For engineers building user simulation systems—recommendation engines, testing platforms, user modeling services—this benchmark provides a rigorous, real-world evaluation standard that exposes failures in deployed models that isolated benchmarks would miss. If you adopt OmniBehavior evaluation, you'll likely discover that your LLM-based user simulators perform worse than in-house tests suggested, because real behavior involves memory effects and context dependencies that synthetic data doesn't capture. Production systems using this work would need to retrain or fine-tune models on cross-scenario behavioral data and implement mechanisms to track long-horizon context (likely increasing inference latency and memory requirements). The trade-off is clear: more expensive evaluation and potentially higher compute costs to support longer context windows, but in return you get simulators that actually work on real user behavior rather than toy problems. For A/B testing platforms, fraud detection, and personalization systems, the ability to accurately simulate authentic user sequences dramatically improves the quality of offline evaluation before live deployment.

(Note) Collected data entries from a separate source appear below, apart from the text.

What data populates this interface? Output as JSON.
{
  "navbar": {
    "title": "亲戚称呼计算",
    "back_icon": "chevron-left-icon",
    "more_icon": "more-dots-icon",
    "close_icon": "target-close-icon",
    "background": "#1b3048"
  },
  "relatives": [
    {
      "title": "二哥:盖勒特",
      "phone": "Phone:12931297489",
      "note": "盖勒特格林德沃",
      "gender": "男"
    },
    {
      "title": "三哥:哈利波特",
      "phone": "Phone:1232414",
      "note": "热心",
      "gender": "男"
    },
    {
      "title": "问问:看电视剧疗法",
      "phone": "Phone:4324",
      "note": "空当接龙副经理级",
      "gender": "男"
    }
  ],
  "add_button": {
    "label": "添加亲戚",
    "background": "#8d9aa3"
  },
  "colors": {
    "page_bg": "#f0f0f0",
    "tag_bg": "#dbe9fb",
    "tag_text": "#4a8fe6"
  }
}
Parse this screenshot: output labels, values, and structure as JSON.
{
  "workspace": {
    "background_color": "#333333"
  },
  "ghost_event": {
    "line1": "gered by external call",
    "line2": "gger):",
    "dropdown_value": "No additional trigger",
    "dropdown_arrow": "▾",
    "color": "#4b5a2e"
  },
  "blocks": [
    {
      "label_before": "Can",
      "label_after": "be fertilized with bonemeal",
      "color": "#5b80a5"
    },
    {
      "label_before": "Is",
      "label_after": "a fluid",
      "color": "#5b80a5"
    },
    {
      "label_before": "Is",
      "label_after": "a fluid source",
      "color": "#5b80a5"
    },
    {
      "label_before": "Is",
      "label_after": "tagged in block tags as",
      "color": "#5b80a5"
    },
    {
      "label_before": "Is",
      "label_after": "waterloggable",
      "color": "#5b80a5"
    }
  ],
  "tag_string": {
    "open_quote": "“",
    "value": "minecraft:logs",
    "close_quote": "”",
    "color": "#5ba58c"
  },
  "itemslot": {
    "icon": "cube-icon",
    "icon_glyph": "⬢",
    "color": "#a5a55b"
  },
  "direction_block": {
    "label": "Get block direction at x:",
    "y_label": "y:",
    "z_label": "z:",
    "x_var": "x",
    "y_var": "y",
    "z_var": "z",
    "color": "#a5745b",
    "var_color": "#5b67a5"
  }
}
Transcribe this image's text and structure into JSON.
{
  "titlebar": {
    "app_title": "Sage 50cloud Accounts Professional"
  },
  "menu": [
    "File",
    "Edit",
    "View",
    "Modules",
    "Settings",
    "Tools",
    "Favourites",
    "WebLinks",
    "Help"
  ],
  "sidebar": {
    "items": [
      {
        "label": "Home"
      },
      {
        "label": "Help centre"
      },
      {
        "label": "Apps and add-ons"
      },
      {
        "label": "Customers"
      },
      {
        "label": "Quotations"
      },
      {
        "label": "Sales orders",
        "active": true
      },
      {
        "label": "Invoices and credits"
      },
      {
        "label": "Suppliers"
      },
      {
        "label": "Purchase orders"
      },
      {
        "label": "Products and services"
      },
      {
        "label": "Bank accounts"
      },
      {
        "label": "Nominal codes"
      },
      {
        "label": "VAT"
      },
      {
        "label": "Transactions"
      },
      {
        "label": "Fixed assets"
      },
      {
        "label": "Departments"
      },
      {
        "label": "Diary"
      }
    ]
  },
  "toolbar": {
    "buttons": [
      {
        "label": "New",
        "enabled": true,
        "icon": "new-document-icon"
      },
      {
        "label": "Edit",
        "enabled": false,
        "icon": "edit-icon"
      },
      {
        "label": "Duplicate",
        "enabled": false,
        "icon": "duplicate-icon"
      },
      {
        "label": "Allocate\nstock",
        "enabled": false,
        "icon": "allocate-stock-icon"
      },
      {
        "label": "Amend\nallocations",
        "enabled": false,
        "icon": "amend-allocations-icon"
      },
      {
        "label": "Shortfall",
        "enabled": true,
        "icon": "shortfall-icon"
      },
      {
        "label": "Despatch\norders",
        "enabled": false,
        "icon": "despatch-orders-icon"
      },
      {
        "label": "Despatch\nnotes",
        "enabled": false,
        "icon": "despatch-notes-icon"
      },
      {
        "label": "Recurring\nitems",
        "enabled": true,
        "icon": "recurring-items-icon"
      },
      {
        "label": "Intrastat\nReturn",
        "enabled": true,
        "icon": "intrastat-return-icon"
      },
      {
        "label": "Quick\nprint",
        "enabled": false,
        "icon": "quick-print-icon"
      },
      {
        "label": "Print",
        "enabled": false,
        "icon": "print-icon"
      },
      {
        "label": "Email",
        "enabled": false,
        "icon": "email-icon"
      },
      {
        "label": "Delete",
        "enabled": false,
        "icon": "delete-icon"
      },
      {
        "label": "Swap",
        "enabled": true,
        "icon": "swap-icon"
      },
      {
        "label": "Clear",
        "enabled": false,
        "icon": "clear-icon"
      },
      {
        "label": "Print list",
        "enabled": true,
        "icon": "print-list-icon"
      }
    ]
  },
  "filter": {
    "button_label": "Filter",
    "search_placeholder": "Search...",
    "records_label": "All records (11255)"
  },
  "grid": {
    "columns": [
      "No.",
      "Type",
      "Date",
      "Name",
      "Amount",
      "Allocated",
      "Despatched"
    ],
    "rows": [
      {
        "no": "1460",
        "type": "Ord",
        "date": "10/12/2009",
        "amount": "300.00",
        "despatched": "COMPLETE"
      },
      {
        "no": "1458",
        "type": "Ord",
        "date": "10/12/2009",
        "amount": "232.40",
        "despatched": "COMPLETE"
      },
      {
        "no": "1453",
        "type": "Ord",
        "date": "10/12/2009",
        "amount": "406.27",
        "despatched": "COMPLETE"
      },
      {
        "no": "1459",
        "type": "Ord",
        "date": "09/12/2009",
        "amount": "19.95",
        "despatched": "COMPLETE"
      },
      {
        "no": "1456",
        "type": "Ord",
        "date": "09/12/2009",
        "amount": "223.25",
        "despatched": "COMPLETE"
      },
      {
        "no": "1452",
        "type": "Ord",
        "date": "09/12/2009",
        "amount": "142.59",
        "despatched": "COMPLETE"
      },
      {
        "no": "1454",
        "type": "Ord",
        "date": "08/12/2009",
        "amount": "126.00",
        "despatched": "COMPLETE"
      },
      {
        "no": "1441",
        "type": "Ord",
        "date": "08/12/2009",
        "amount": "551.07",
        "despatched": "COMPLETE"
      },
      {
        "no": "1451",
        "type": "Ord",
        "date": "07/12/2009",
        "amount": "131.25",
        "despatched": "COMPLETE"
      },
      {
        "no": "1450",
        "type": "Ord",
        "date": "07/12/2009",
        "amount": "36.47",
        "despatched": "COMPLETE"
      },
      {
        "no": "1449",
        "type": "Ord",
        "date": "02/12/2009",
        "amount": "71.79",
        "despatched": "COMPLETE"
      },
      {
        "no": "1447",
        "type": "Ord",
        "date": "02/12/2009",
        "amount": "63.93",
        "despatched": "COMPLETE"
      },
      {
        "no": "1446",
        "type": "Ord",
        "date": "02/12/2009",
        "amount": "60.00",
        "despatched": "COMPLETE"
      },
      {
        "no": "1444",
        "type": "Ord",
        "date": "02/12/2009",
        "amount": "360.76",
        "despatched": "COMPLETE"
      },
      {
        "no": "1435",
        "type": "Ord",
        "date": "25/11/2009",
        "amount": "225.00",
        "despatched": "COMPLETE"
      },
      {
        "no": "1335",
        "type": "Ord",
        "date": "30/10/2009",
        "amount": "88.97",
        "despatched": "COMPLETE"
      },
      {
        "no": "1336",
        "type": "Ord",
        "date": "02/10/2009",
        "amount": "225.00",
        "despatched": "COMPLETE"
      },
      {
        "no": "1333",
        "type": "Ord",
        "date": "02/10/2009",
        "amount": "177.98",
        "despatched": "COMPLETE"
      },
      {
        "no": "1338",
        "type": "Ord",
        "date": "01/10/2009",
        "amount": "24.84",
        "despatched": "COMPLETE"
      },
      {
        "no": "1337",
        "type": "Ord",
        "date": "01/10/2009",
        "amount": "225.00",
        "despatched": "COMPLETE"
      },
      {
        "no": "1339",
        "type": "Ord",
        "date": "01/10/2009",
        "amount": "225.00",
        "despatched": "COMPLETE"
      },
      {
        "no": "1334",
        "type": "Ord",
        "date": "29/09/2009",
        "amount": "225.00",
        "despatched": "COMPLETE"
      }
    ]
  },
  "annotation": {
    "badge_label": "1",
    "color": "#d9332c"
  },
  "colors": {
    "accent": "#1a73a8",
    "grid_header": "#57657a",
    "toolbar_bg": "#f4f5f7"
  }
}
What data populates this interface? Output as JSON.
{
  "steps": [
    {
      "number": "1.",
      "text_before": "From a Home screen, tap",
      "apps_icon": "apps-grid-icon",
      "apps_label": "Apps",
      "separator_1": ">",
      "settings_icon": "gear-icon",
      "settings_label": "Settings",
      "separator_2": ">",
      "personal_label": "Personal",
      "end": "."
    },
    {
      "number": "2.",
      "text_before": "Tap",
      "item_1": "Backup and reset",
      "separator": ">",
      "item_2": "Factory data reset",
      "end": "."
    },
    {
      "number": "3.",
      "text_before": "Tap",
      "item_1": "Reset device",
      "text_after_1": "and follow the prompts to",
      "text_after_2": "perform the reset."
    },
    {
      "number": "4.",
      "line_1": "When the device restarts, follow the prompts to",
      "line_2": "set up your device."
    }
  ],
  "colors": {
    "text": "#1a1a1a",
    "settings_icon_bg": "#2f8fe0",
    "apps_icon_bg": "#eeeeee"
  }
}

Limitations and When Not to Use This

The paper doesn't fully address how to handle distributional shift—real-world data reflects specific user populations at specific times, and models trained on this data may fail when user behavior changes or in new domains. The work assumes that LLMs can be meaningfully evaluated on user simulation tasks, but it doesn't solve the fundamental challenge of grounding language model reasoning in physical or interaction outcomes; a model might generate plausible text that describes unrealistic behavior. Computational cost is underexplored: evaluating LLMs on long-horizon sequences with rich context likely requires substantial inference compute, and the paper doesn't quantify latency or memory overhead compared to simpler simulation baselines. The benchmark is also constrained to domains and scenarios represented in the real-world data collected; generalization to completely new domains or user populations remains an open question. Finally, the paper lacks analysis of failure modes—when and why do LLMs break down?—which is critical for practitioners deciding whether to trust these simulators in high-stakes applications.

Research Context

This work advances the broader research agenda around using LLMs as general-purpose simulators, building on prior work that explored LLM-based interaction models but in restricted settings. It directly critiques and moves beyond existing benchmarks like dialogue datasets or task-specific interaction simulators that operate in narrow, isolated scenarios. The contribution parallels recent efforts in long-horizon planning and reasoning with LLMs, showing that user simulation requires similar multi-step causal reasoning. OmniBehavior opens a research direction toward more realistic, integrated evaluation of behavioral models and positions real-world data-driven benchmarking as the standard for this space, likely influencing how future user simulation and agent modeling work is evaluated.